To survive Defendants' motion for summary judgment, Plaintiffs must submit sufficient evidence (1) to establish their standing to sue, and (2) to establish a genuine issue of material fact with regard to whether the FWS's 2006 designation of critical habitat was arbitrary and capricious. Because Plaintiffs have done neither, it is ORDERED:

1. Defendants' motion for summary judgment (doc. 35) is GRANTED.

2. Plaintiffs' motion for summary judgment (doc. 28) is DENIED.

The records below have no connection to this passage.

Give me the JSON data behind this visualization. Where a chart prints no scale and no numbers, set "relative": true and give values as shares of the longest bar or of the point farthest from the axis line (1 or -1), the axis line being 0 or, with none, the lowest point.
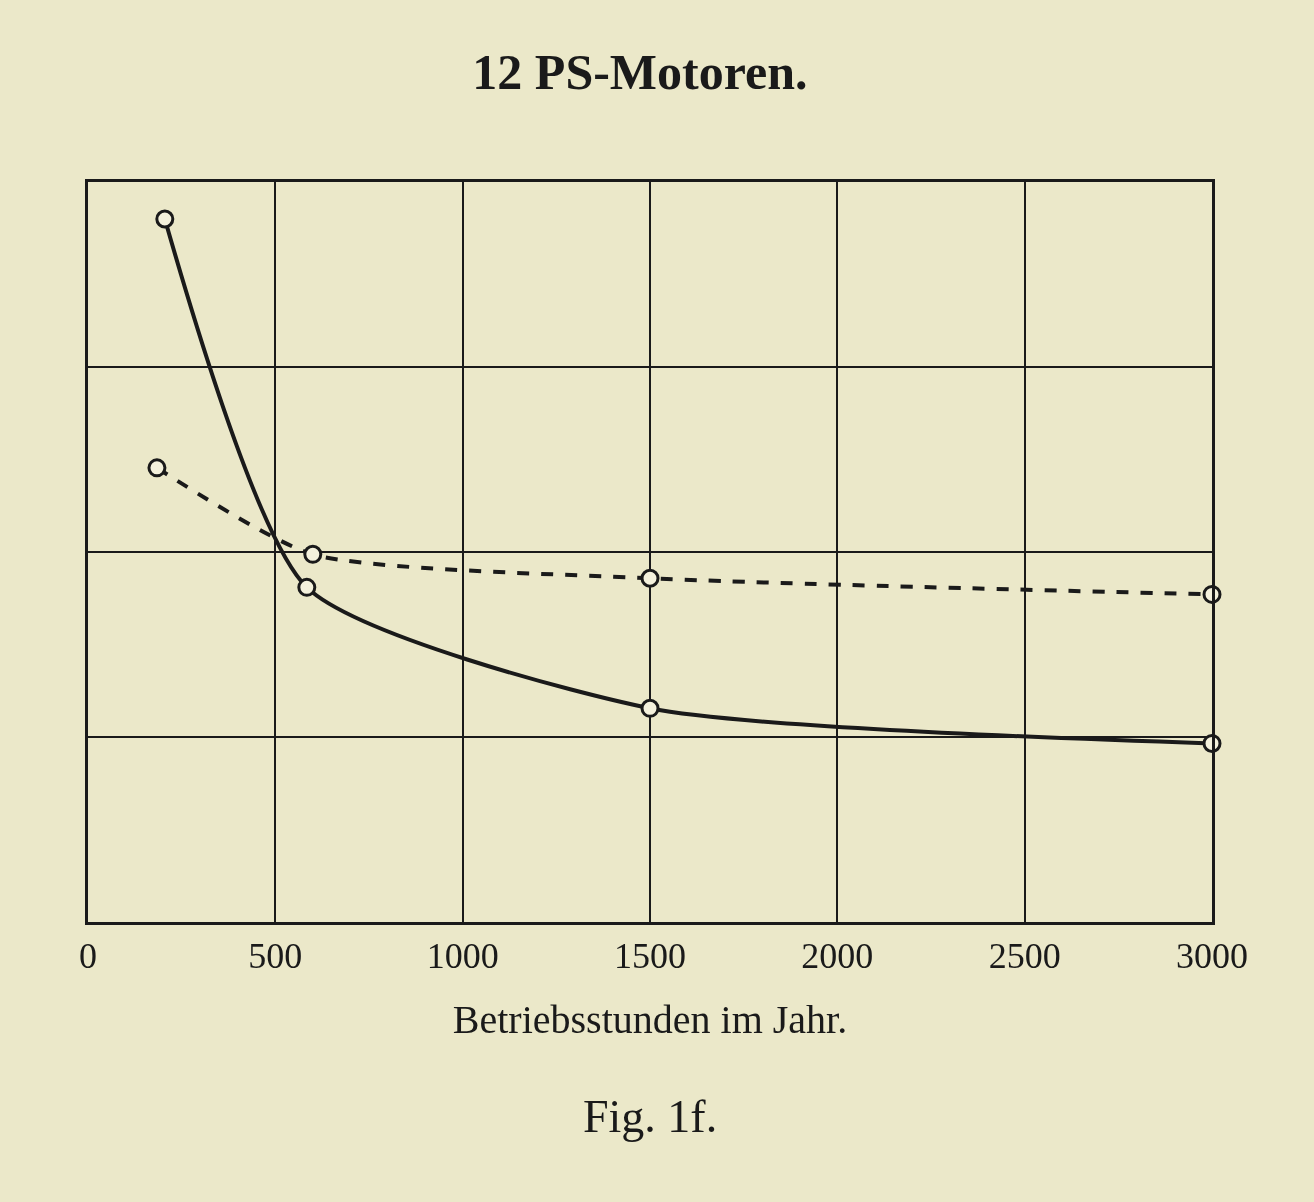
{
  "chart_data": {
    "type": "line",
    "title": "12 PS-Motoren.",
    "xlabel": "Betriebsstunden im Jahr.",
    "annotations": [
      "Fig. 1f."
    ],
    "relative": true,
    "xlim": [
      0,
      3000
    ],
    "xticks": [
      0,
      500,
      1000,
      1500,
      2000,
      2500,
      3000
    ],
    "grid": true,
    "legend": false,
    "tick_labels": "x",
    "marker": "circle",
    "series": [
      {
        "color": "#1a1a1a",
        "line_style": "solid",
        "x": [
          205,
          584,
          1500,
          3000
        ],
        "values": [
          1,
          0.476,
          0.304,
          0.254
        ]
      },
      {
        "color": "#1a1a1a",
        "line_style": "dashed",
        "x": [
          184,
          600,
          1500,
          3000
        ],
        "values": [
          0.646,
          0.523,
          0.489,
          0.466
        ]
      }
    ]
  }
}
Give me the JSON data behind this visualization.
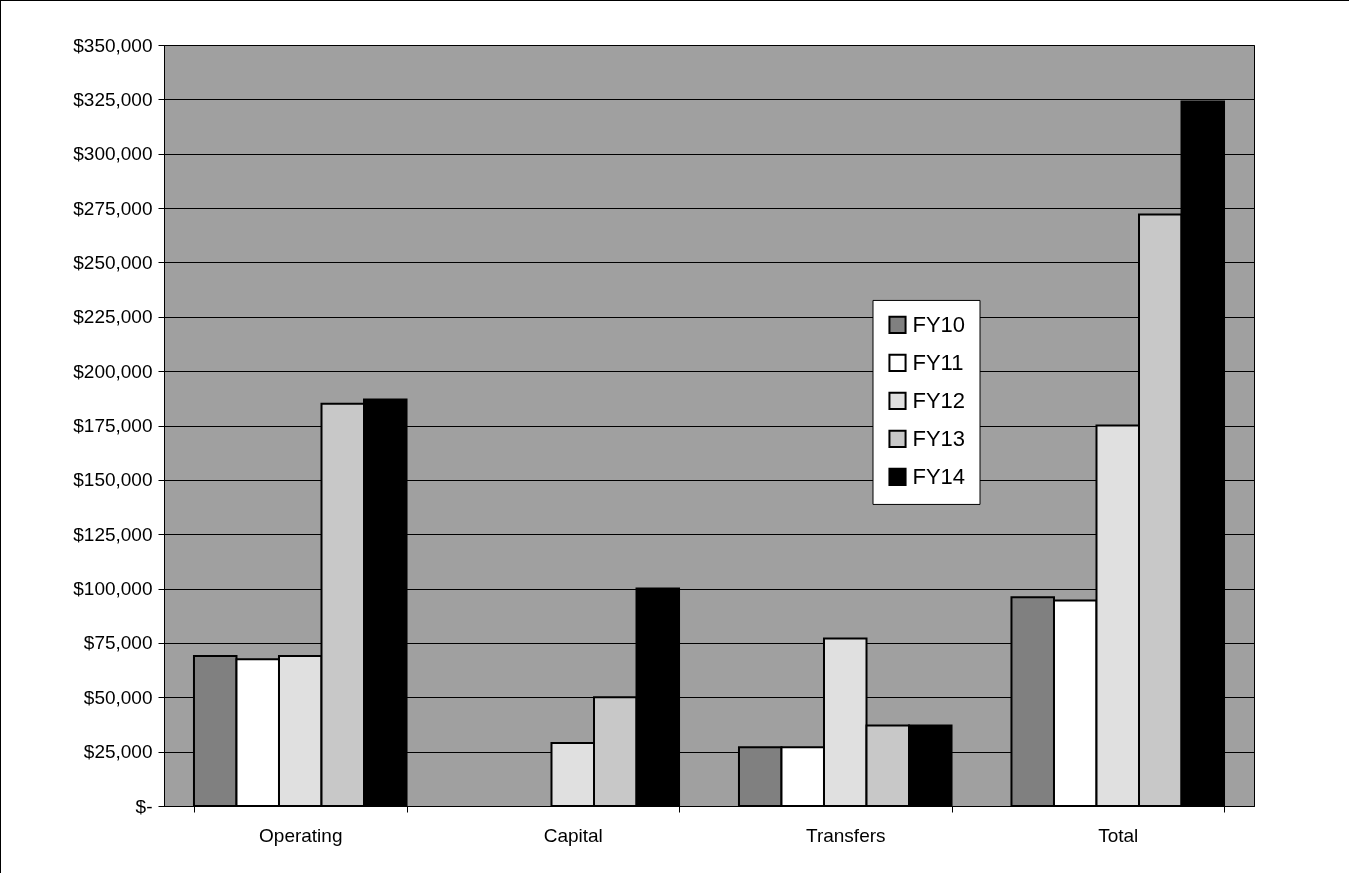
{
  "chart_data": {
    "type": "bar",
    "categories": [
      "Operating",
      "Capital",
      "Transfers",
      "Total"
    ],
    "series": [
      {
        "name": "FY10",
        "color": "#808080",
        "values": [
          69000,
          null,
          27000,
          96000
        ]
      },
      {
        "name": "FY11",
        "color": "#ffffff",
        "values": [
          67500,
          null,
          27000,
          94500
        ]
      },
      {
        "name": "FY12",
        "color": "#e0e0e0",
        "values": [
          69000,
          29000,
          77000,
          175000
        ]
      },
      {
        "name": "FY13",
        "color": "#c8c8c8",
        "values": [
          185000,
          50000,
          37000,
          272000
        ]
      },
      {
        "name": "FY14",
        "color": "#000000",
        "values": [
          187000,
          100000,
          37000,
          324000
        ]
      }
    ],
    "ylim": [
      0,
      350000
    ],
    "yticks": [
      {
        "value": 0,
        "label": "$-"
      },
      {
        "value": 25000,
        "label": "$25,000"
      },
      {
        "value": 50000,
        "label": "$50,000"
      },
      {
        "value": 75000,
        "label": "$75,000"
      },
      {
        "value": 100000,
        "label": "$100,000"
      },
      {
        "value": 125000,
        "label": "$125,000"
      },
      {
        "value": 150000,
        "label": "$150,000"
      },
      {
        "value": 175000,
        "label": "$175,000"
      },
      {
        "value": 200000,
        "label": "$200,000"
      },
      {
        "value": 225000,
        "label": "$225,000"
      },
      {
        "value": 250000,
        "label": "$250,000"
      },
      {
        "value": 275000,
        "label": "$275,000"
      },
      {
        "value": 300000,
        "label": "$300,000"
      },
      {
        "value": 325000,
        "label": "$325,000"
      },
      {
        "value": 350000,
        "label": "$350,000"
      }
    ],
    "grid": "y",
    "legend": "right"
  }
}
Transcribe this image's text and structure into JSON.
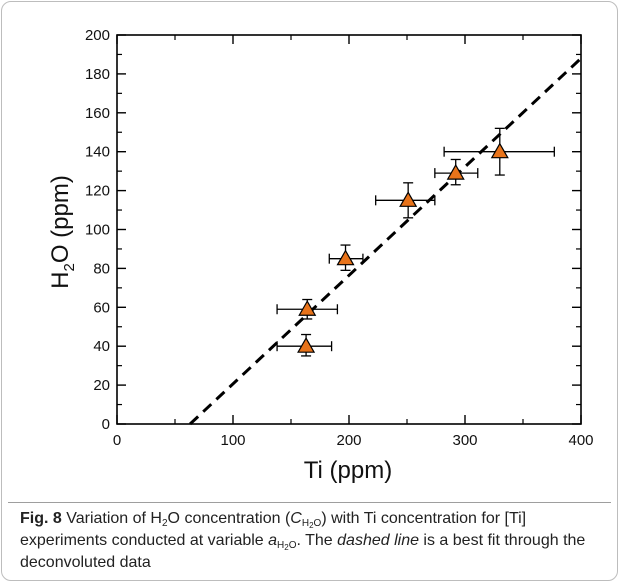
{
  "chart_data": {
    "type": "scatter",
    "xlabel": "Ti (ppm)",
    "ylabel_main": "H",
    "ylabel_sub": "2",
    "ylabel_rest": "O (ppm)",
    "xlim": [
      0,
      400
    ],
    "ylim": [
      0,
      200
    ],
    "x_ticks": [
      0,
      100,
      200,
      300,
      400
    ],
    "y_ticks": [
      0,
      20,
      40,
      60,
      80,
      100,
      120,
      140,
      160,
      180,
      200
    ],
    "grid": false,
    "marker_color": "#e8731a",
    "points": [
      {
        "x": 163,
        "y": 40,
        "xerr_low": 138,
        "xerr_high": 185,
        "yerr_low": 35,
        "yerr_high": 46
      },
      {
        "x": 164,
        "y": 59,
        "xerr_low": 138,
        "xerr_high": 190,
        "yerr_low": 54,
        "yerr_high": 64
      },
      {
        "x": 197,
        "y": 85,
        "xerr_low": 183,
        "xerr_high": 212,
        "yerr_low": 79,
        "yerr_high": 92
      },
      {
        "x": 251,
        "y": 115,
        "xerr_low": 223,
        "xerr_high": 274,
        "yerr_low": 106,
        "yerr_high": 124
      },
      {
        "x": 292,
        "y": 129,
        "xerr_low": 274,
        "xerr_high": 311,
        "yerr_low": 123,
        "yerr_high": 136
      },
      {
        "x": 330,
        "y": 140,
        "xerr_low": 282,
        "xerr_high": 377,
        "yerr_low": 128,
        "yerr_high": 152
      }
    ],
    "fit_line": {
      "style": "dashed",
      "x": [
        63,
        400
      ],
      "y": [
        0,
        188
      ]
    }
  },
  "caption": {
    "fig_label": "Fig. 8",
    "text_1": " Variation of H",
    "sub_1": "2",
    "text_2": "O concentration (",
    "c_symbol": "C",
    "c_sub_h": "H",
    "c_sub_2": "2",
    "c_sub_o": "O",
    "text_3": ") with Ti concentration for [Ti] experiments conducted at variable ",
    "a_symbol": "a",
    "a_sub_h": "H",
    "a_sub_2": "2",
    "a_sub_o": "O",
    "text_4": ". The ",
    "dashed_line": "dashed line",
    "text_5": " is a best fit through the deconvoluted data"
  }
}
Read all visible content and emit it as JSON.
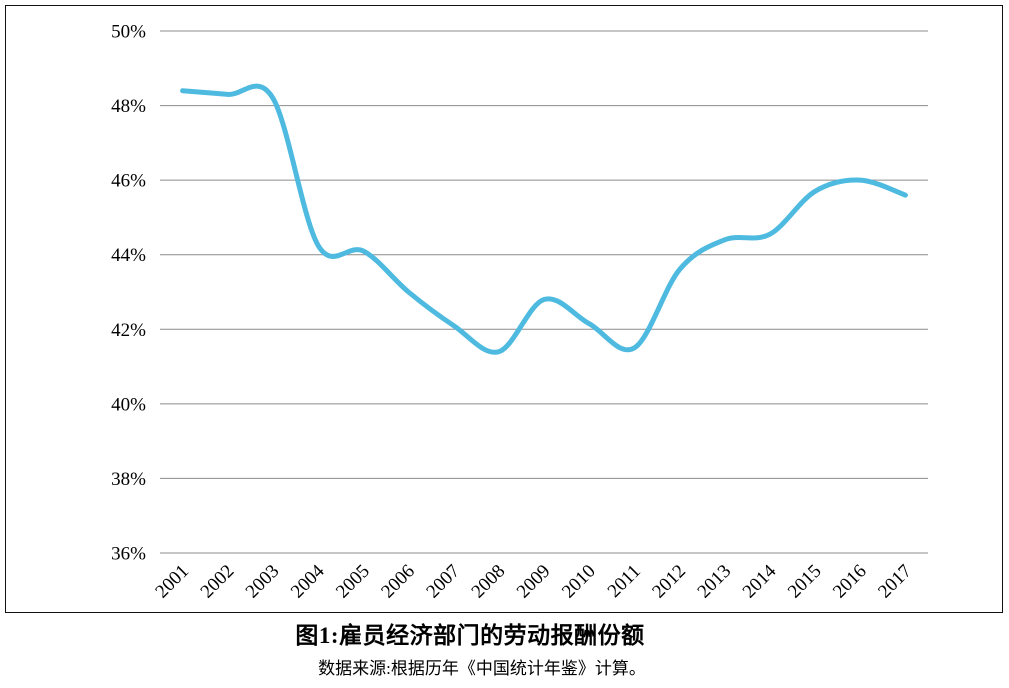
{
  "figure": {
    "title": "图1:雇员经济部门的劳动报酬份额",
    "source": "数据来源:根据历年《中国统计年鉴》计算。"
  },
  "chart_data": {
    "type": "line",
    "title": "图1:雇员经济部门的劳动报酬份额",
    "categories": [
      "2001",
      "2002",
      "2003",
      "2004",
      "2005",
      "2006",
      "2007",
      "2008",
      "2009",
      "2010",
      "2011",
      "2012",
      "2013",
      "2014",
      "2015",
      "2016",
      "2017"
    ],
    "values": [
      48.4,
      48.3,
      48.2,
      44.25,
      44.1,
      43.0,
      42.1,
      41.4,
      42.8,
      42.15,
      41.5,
      43.6,
      44.4,
      44.55,
      45.7,
      46.0,
      45.6
    ],
    "xlabel": "",
    "ylabel": "",
    "ylim": [
      36,
      50
    ],
    "ytick_step": 2,
    "ytick_labels": [
      "36%",
      "38%",
      "40%",
      "42%",
      "44%",
      "46%",
      "48%",
      "50%"
    ],
    "grid": true,
    "legend": false,
    "smooth": true,
    "colors": {
      "line": "#4EBAE0",
      "gridline": "#8C8C8C",
      "frame": "#111111",
      "text": "#000000"
    }
  }
}
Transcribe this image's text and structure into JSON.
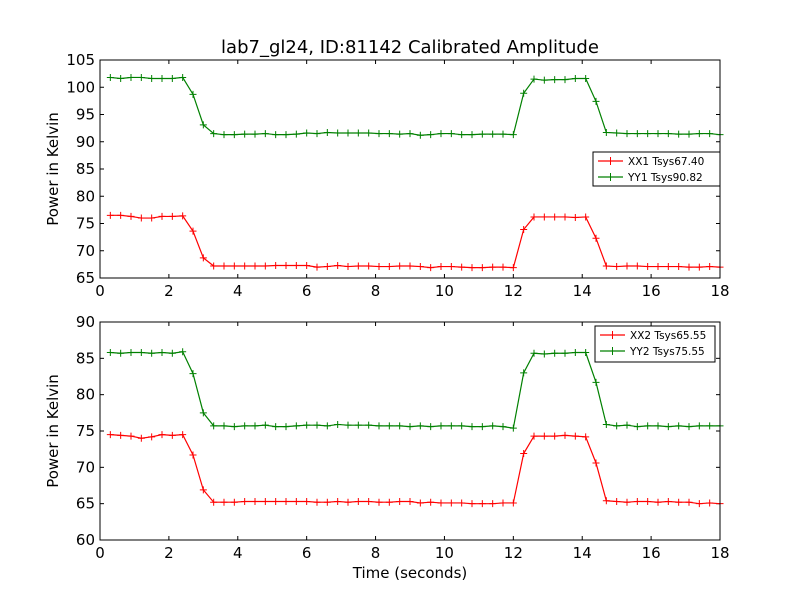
{
  "title": "lab7_gl24, ID:81142 Calibrated Amplitude",
  "chart_data": [
    {
      "type": "line",
      "ylabel": "Power in Kelvin",
      "xlim": [
        0,
        18
      ],
      "ylim": [
        65,
        105
      ],
      "xticks": [
        0,
        2,
        4,
        6,
        8,
        10,
        12,
        14,
        16,
        18
      ],
      "yticks": [
        65,
        70,
        75,
        80,
        85,
        90,
        95,
        100,
        105
      ],
      "legend_position": "center-right",
      "x": [
        0.3,
        0.6,
        0.9,
        1.2,
        1.5,
        1.8,
        2.1,
        2.4,
        2.7,
        3.0,
        3.3,
        3.6,
        3.9,
        4.2,
        4.5,
        4.8,
        5.1,
        5.4,
        5.7,
        6.0,
        6.3,
        6.6,
        6.9,
        7.2,
        7.5,
        7.8,
        8.1,
        8.4,
        8.7,
        9.0,
        9.3,
        9.6,
        9.9,
        10.2,
        10.5,
        10.8,
        11.1,
        11.4,
        11.7,
        12.0,
        12.3,
        12.6,
        12.9,
        13.2,
        13.5,
        13.8,
        14.1,
        14.4,
        14.7,
        15.0,
        15.3,
        15.6,
        15.9,
        16.2,
        16.5,
        16.8,
        17.1,
        17.4,
        17.7,
        18.0
      ],
      "series": [
        {
          "name": "XX1 Tsys67.40",
          "color": "#ff0000",
          "values": [
            76.5,
            76.5,
            76.3,
            76.0,
            76.0,
            76.3,
            76.3,
            76.4,
            73.6,
            68.7,
            67.2,
            67.2,
            67.2,
            67.2,
            67.2,
            67.2,
            67.3,
            67.3,
            67.3,
            67.3,
            67.0,
            67.1,
            67.3,
            67.1,
            67.2,
            67.2,
            67.1,
            67.1,
            67.2,
            67.2,
            67.1,
            66.9,
            67.1,
            67.1,
            67.0,
            66.9,
            66.9,
            67.0,
            67.0,
            66.9,
            73.9,
            76.2,
            76.2,
            76.2,
            76.2,
            76.1,
            76.2,
            72.3,
            67.2,
            67.1,
            67.2,
            67.2,
            67.1,
            67.1,
            67.1,
            67.1,
            67.0,
            67.0,
            67.1,
            67.0
          ]
        },
        {
          "name": "YY1 Tsys90.82",
          "color": "#008000",
          "values": [
            101.8,
            101.6,
            101.8,
            101.8,
            101.6,
            101.6,
            101.6,
            101.8,
            98.7,
            93.1,
            91.5,
            91.3,
            91.3,
            91.4,
            91.4,
            91.5,
            91.3,
            91.3,
            91.4,
            91.6,
            91.5,
            91.7,
            91.6,
            91.6,
            91.6,
            91.6,
            91.5,
            91.5,
            91.4,
            91.5,
            91.2,
            91.3,
            91.5,
            91.5,
            91.3,
            91.3,
            91.4,
            91.4,
            91.4,
            91.3,
            98.9,
            101.5,
            101.3,
            101.4,
            101.4,
            101.6,
            101.6,
            97.4,
            91.7,
            91.6,
            91.5,
            91.5,
            91.5,
            91.5,
            91.5,
            91.4,
            91.4,
            91.5,
            91.5,
            91.3
          ]
        }
      ]
    },
    {
      "type": "line",
      "xlabel": "Time (seconds)",
      "ylabel": "Power in Kelvin",
      "xlim": [
        0,
        18
      ],
      "ylim": [
        60,
        90
      ],
      "xticks": [
        0,
        2,
        4,
        6,
        8,
        10,
        12,
        14,
        16,
        18
      ],
      "yticks": [
        60,
        65,
        70,
        75,
        80,
        85,
        90
      ],
      "legend_position": "top-right",
      "x": [
        0.3,
        0.6,
        0.9,
        1.2,
        1.5,
        1.8,
        2.1,
        2.4,
        2.7,
        3.0,
        3.3,
        3.6,
        3.9,
        4.2,
        4.5,
        4.8,
        5.1,
        5.4,
        5.7,
        6.0,
        6.3,
        6.6,
        6.9,
        7.2,
        7.5,
        7.8,
        8.1,
        8.4,
        8.7,
        9.0,
        9.3,
        9.6,
        9.9,
        10.2,
        10.5,
        10.8,
        11.1,
        11.4,
        11.7,
        12.0,
        12.3,
        12.6,
        12.9,
        13.2,
        13.5,
        13.8,
        14.1,
        14.4,
        14.7,
        15.0,
        15.3,
        15.6,
        15.9,
        16.2,
        16.5,
        16.8,
        17.1,
        17.4,
        17.7,
        18.0
      ],
      "series": [
        {
          "name": "XX2 Tsys65.55",
          "color": "#ff0000",
          "values": [
            74.5,
            74.4,
            74.3,
            74.0,
            74.2,
            74.5,
            74.4,
            74.5,
            71.7,
            66.9,
            65.2,
            65.2,
            65.2,
            65.3,
            65.3,
            65.3,
            65.3,
            65.3,
            65.3,
            65.3,
            65.2,
            65.2,
            65.3,
            65.2,
            65.3,
            65.3,
            65.2,
            65.2,
            65.3,
            65.3,
            65.1,
            65.2,
            65.1,
            65.1,
            65.1,
            65.0,
            65.0,
            65.0,
            65.1,
            65.1,
            71.9,
            74.3,
            74.3,
            74.3,
            74.4,
            74.3,
            74.2,
            70.6,
            65.4,
            65.3,
            65.2,
            65.3,
            65.3,
            65.2,
            65.3,
            65.2,
            65.2,
            65.0,
            65.1,
            65.0
          ]
        },
        {
          "name": "YY2 Tsys75.55",
          "color": "#008000",
          "values": [
            85.8,
            85.7,
            85.8,
            85.8,
            85.7,
            85.8,
            85.7,
            85.9,
            82.9,
            77.5,
            75.7,
            75.7,
            75.6,
            75.7,
            75.7,
            75.8,
            75.6,
            75.6,
            75.7,
            75.8,
            75.8,
            75.7,
            75.9,
            75.8,
            75.8,
            75.8,
            75.7,
            75.7,
            75.7,
            75.6,
            75.7,
            75.6,
            75.7,
            75.7,
            75.7,
            75.6,
            75.6,
            75.7,
            75.6,
            75.4,
            83.0,
            85.7,
            85.6,
            85.7,
            85.7,
            85.8,
            85.8,
            81.7,
            75.9,
            75.7,
            75.8,
            75.6,
            75.7,
            75.7,
            75.6,
            75.7,
            75.6,
            75.7,
            75.7,
            75.7
          ]
        }
      ]
    }
  ]
}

3. The clerk is directed to enter judgment accordingly.

FootNotes


1. Congress has made clear that a "not prudent" finding regarding critical habitat "was intended ... to be exercised only rarely." S. Rep. 106-126, at 4 (1999), 1999 WL 33592886; see also H.R.Rep. No. 95-1625, at 16-17 (1978) (noting that "[i]t is only in rare circumstances where the specification of critical habitat concurrently with the listing would not be beneficial to the species").
2. Primary dunes are those closest to the shoreline. Secondary dunes consist of one or more dune lines landward of the primary dune with a similar, though denser, vegetative cover.
3. In Bischoff, the Eleventh Circuit Court of Appeals explained: The party invoking federal jurisdiction bears the burden of proving standing. Moreover, each element of standing "must be supported in the same way as any other matter on which the plaintiff bears the burden of proof, i.e., with the manner and degree of evidence required at the successive stages of the litigation." Therefore, when standing becomes an issue on a motion to dismiss, general factual allegations of injury resulting from the defendant's conduct may be sufficient to show standing. However, when standing is raised at the summary judgment stage, the plaintiff can no longer rest on "mere allegations." Instead, the plaintiff must "`set forth' by affidavit or other evidence `specific facts,' ... which for purposes of the summary judgment motion will be taken to be true." Bischoff, 222 F.3d at 878 (citations omitted).
4. In a footnote to their reply memorandum (doc. 48), Defendants state that "[t]he Fishers' land (not including the footprint of their prior structure) is included in Unit 2, which has [post-Hurricane Ivan] documented evidence of [beach mouse burrows and tracks]."
5. In a footnote to their reply (doc. 40), it is stated that "[t]he Fishers concede that the footprint of their former structure is seaward of the coastal construction control line."
6. The regulations similarly provide that areas not currently occupied by the species may be designated as critical habitat only "when a designation limited to its present range would be inadequate to ensure the conservation of the species." 50 C.F.R. § 424.12(e).
7. Plaintiffs contend that the FWS failed to make the required "findings" that units 2 and 4 are areas "essential for the conservation of the species." Plaintiffs suggest that, instead, the FWS made mere "statements" that do not rise to the level of "findings." The record establishes otherwise.
8. The consultants estimated that the total impact associated with the unified mitigation fee across Units 2 and 4 would be $78.5 million (in undiscounted dollars), the present value of which was estimated to be $76.3 million assuming a three percent discount rate or $74.2 million assuming a seven percent discount rate.
9. The proposed critical-habitat-designation rule was issued in December of 2005, more than a year after Hurricane Ivan. The final rule was issued in December of 2006, more than two years after Hurricane Ivan. Many landowners experienced post-Ivan delays and other problems before critical habitat was even proposed much less designated.
10. As reported in the consulting firm's Final Report, Escambia County's Development Monitoring and Tracking System showed that, as of July 1, 2005, six months before the FWS issued its proposed rule designating critical habitat and a year and a half before the FWS issued its final rule, approximately 70% of the allowable units on Perdido Key were already existing, currently under construction, or already permitted but not under construction. A.R. 2887.